Buana.News – Wakil Ketua MPU, Tgk Faisal Ali mengkritisi pernyataan yang disampaikan oleh Menteri Agama, soal bioskop yang tidak ada di Aceh. Kemudian, membandingkan Aceh dengan Jeddah. Menurut Faisal Ali, saat ini bioskop belum dibutuhkan oleh masyarakat Aceh. Sehingga, kata dia, bioskop tidak perlu di bangun, apalagi dengan alasan untuk hiburan.
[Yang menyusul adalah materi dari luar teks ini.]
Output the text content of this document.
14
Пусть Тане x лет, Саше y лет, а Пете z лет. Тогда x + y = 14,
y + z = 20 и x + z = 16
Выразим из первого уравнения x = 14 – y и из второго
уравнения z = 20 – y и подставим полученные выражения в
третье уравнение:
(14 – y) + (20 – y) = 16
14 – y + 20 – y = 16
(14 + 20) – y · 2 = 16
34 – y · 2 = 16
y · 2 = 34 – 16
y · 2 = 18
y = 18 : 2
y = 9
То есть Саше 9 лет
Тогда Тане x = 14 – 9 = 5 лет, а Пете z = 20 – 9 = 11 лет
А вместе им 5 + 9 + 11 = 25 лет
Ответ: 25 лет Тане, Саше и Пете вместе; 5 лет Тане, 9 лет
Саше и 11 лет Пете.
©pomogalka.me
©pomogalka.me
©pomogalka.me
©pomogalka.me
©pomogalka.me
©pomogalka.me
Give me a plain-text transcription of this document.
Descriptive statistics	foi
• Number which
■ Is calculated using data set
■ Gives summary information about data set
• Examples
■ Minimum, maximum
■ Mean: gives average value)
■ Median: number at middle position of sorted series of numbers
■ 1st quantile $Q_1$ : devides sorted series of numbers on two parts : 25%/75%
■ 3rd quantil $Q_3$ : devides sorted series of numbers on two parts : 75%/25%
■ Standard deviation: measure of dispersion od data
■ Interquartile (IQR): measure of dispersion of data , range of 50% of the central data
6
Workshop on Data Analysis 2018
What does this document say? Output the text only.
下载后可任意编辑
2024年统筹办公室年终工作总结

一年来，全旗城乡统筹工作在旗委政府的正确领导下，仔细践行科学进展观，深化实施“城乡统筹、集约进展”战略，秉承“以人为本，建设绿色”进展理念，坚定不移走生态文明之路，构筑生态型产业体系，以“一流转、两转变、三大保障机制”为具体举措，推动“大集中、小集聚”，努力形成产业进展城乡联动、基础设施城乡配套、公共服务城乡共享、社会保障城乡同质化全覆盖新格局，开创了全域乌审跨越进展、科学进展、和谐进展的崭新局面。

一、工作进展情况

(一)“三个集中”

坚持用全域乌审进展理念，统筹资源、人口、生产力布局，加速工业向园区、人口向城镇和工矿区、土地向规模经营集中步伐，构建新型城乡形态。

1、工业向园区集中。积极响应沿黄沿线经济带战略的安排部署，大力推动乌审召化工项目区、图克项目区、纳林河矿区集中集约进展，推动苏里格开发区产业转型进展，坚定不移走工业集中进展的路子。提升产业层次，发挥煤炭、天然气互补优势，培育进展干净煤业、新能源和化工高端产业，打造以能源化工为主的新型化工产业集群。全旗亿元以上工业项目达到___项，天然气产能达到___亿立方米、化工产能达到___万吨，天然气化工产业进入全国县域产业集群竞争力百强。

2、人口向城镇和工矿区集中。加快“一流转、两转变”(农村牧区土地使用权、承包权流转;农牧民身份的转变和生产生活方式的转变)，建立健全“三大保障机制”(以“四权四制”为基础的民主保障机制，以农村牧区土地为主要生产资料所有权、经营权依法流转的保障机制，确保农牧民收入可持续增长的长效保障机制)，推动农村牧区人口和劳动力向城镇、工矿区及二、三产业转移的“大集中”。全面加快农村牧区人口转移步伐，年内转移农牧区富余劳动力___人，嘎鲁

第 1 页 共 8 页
Sebelumnya di Aceh memang ada beberapa bioskop, pada tahun-tahun sebelum konflik ada. Seringnya kami mengatakan itu bukan bioskop tapi Panggung Hiburan Rakyat (PHR). Bahkan sekarang pun masih dikenal nama ini ditelinga kita, meski banyak yang tidak tahu. PHR lebih kecil dari Bioskop, fasilitasnya lebih buruk meskipun tiketnya murah. sepanjang tahun 1991–1994, menikmati duduk di kelas ekonomi dengan alas pokok kelapa. Berbeda dengan bioskop, di PHR, tak ada penonton perempuan.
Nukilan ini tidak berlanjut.